– Очень хорошо, – сказал старпом. Ему совершенно все равно было: зимовать или пройти на восток.
Поднялся на мостик Григорий Арсеньевич, сказал, комкая, как все механики мира, в руках масляную ветошь:
– Поморы медведя зовут ошкуем. Ошкуй. Вот как они его зовут.
Механик улыбался. Он был доволен льдами, и огромным небом, и черной водой полыньи. Он дышал полной грудью. Он уже перестал бояться того, что его ссадят с корабля. И дизель работал пока прилично.
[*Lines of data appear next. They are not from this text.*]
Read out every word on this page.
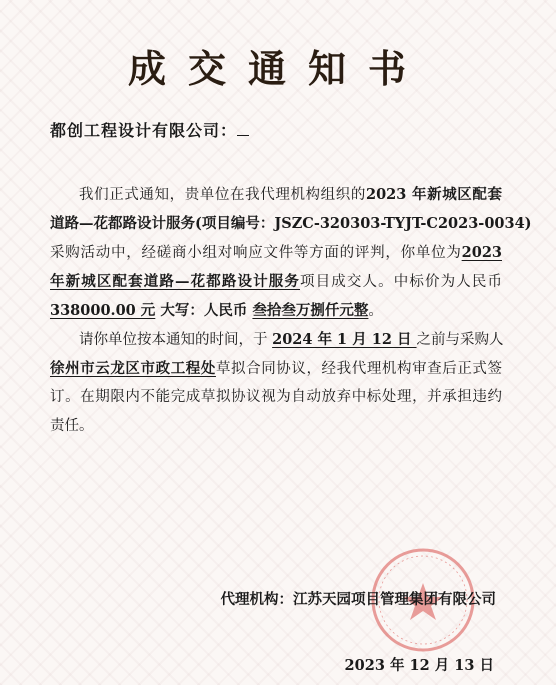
成交通知书
都创工程设计有限公司：
我们正式通知，贵单位在我代理机构组织的2023 年新城区配套
道路—花都路设计服务(项目编号：JSZC-320303-TYJT-C2023-0034)
采购活动中，经磋商小组对响应文件等方面的评判，你单位为2023
年新城区配套道路—花都路设计服务项目成交人。中标价为人民币
338000.00 元 大写：人民币 叁拾叁万捌仟元整。
请你单位按本通知的时间，于 2024 年 1 月 12 日 之前与采购人
徐州市云龙区市政工程处草拟合同协议，经我代理机构审查后正式签
订。在期限内不能完成草拟协议视为自动放弃中标处理，并承担违约
责任。
代理机构：江苏天园项目管理集团有限公司
2023 年 12 月 13 日
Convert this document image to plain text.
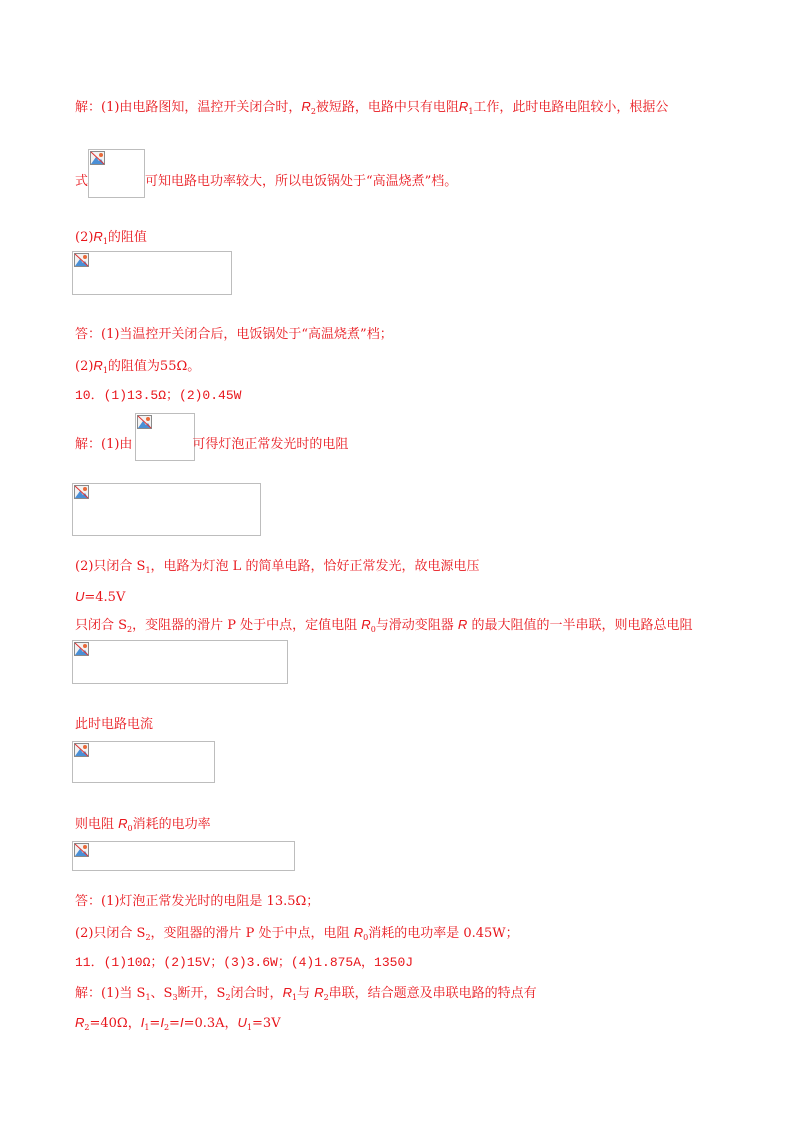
解：(1)由电路图知，温控开关闭合时，$R_2$被短路，电路中只有电阻$R_1$工作，此时电路电阻较小，根据公
式	可知电路电功率较大，所以电饭锅处于“高温烧煮”档。
$(2)R_1$的阻值
答：(1)当温控开关闭合后，电饭锅处于“高温烧煮”档；
$(2)R_1$的阻值为55Ω。
10．(1)13.5Ω；(2)0.45W
解：(1)由	可得灯泡正常发光时的电阻
(2)只闭合 $S_1$，电路为灯泡 L 的简单电路，恰好正常发光，故电源电压
U=4.5V
只闭合 $S_2$，变阻器的滑片 P 处于中点，定值电阻 $R_0$与滑动变阻器 R 的最大阻值的一半串联，则电路总电阻
此时电路电流
则电阻 $R_0$消耗的电功率
答：(1)灯泡正常发光时的电阻是 13.5Ω；
(2)只闭合 $S_2$，变阻器的滑片 P 处于中点，电阻 $R_0$消耗的电功率是 0.45W；
11．(1)10Ω；(2)15V；(3)3.6W；(4)1.875A，1350J
解：(1)当 $S_1$、$S_3$断开，$S_2$闭合时，$R_1$与 $R_2$串联，结合题意及串联电路的特点有
$R_2=40\Omega$，$I_1=I_2=I=0.3A$，$U_1=3V$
– Это «Мерихов» дымит? – спросил механик про ледокол.
– Да, – сказал Вольнов.
– А я с Леонидом Петровичем плавал вместе, – сказал механик. – С капитаном Мериховым. Он за революционную деятельность в Англии в тюрьме сидел. В самом Тауэре. А потом, когда на «Сталинграде» в одну навигацию Севморпутем прошел, так его англичане в свое географическое общество почетным членом приняли. Вот он приехал туда диплом принимать. Его спрашивают: «Вы где так хорошо по-английски выучились говорить?» А он: «Я, говорит, в Лондоне пять лет прожил…» – «Это где же?» – «А, говорит, в тюрьме». И вот теперь мы с ним опять вместе плывем… Странно как-то. Водку раньше вместе пили, а теперь Леонид Петрович с трубой во льдах проходит…
– А по вам никакой пароход не назовут, – сказал старпом. – Маленькая вы, механик, птица. Помрете – и все. С концами.
Такта у старшего штурмана было на пятерых. Но механик не обиделся и даже не загрустил.
– Это ты прав, – сказал механик. – Не всем же по морям с трубой плавать.
– Что-то наш авианосец хуже руля слушать стал, – сказал Вольнов. – Что вы об этом думаете, Григорий Арсеньевич?
– А вы на лед кого-нибудь пошлите, и пускай по морде ему пару раз треснет, по скуле! Чего, мол, плохо вертишься? Он и исправится, – сказал механик с усмешкой. Он часто говорил про судно, механизмы, инструменты, как про живых.
Их голоса уже звучали глухо в густой серо-сиреневой мгле. Даже ближний сейнер растаял, растворился в ней. Опять настали сумерки. И чувство одиночества, отрезанности от мира невольно протискивалось в души.
Хлюпала – точно вздыхала – между льдин вода. Завыла на одном из сейнеров сирена. Тоскливым дальним гудком откликнулся ледокол, и сразу прогудел еще один длинный гудок.
– Два длинных, – сказал старпом. – Это: «Не следуйте за мной»?
– Куда уж тут следовать, – сказал механик. – На грунт если только.
– Наверное, и этот на разведку пошел, – сказал Вольнов. – У тебя, Григорий Арсеньевич, голова от дизельного чада не болит?
– В двадцать третьем году я кочегаром на старом углерудовозе плавал, – сказал механик. – Вот уж где голове плохо, так это в Красном море: на верхние решетки в кочегарке и вообще подняться невозможно…
Старик любил вспоминать прошлое. Только о Сашке спрашивал очень редко: курил Сашка или нет? Наколки сделал или нет?… Старик спрашивал о сыне только какие-то внешние штуки.
– Так я пойду, – сказал механик и ушел.
…Вольнов остался один. И обрадовался этому. Он уставал от непрерывного общения с людьми. На сейнере не было отдельной каюты даже для капитана. Вольнов думал сейчас о море, о том, за что любят его моряки и этот старик, который потащился на перегон, хотя уже здорово устал от жизни. Море всегда разное, и всегда свободное, и полно контрастов. Тесный мирок судна – и безграничный простор вокруг. Неизменный, как само время, ритм вахт – и застойные, длинные рассветы в тишине еще спящей воды. Далекие звезды в зеркалах секстана, послушно опускающиеся на четкий вечерний горизонт, – и оставшаяся давно за кормой сумятица городской жизни, ее заботы, тревоги, огорчения, отсюда, издалека, кажущиеся мелкими и глупыми. А по возвращении – необычная острота восприятия земли, ее запахов, красок, когда простой пучеглазый трамвай на городской улице вдруг радует и веселит до беспричинного смеха. И никогда нигде не бывают так четки и прозрачны воспоминания, как в море. Вот и сейчас он опять переступил порог той незнакомой комнаты. Поздняя ночь. Шебуршание счетчика, далекий роликовый накат трамвая, скрип досок тротуара под ногами ночного прохожего и шепот женщины: «Хорошо, что не бывает звезд в белые ночи, правда?»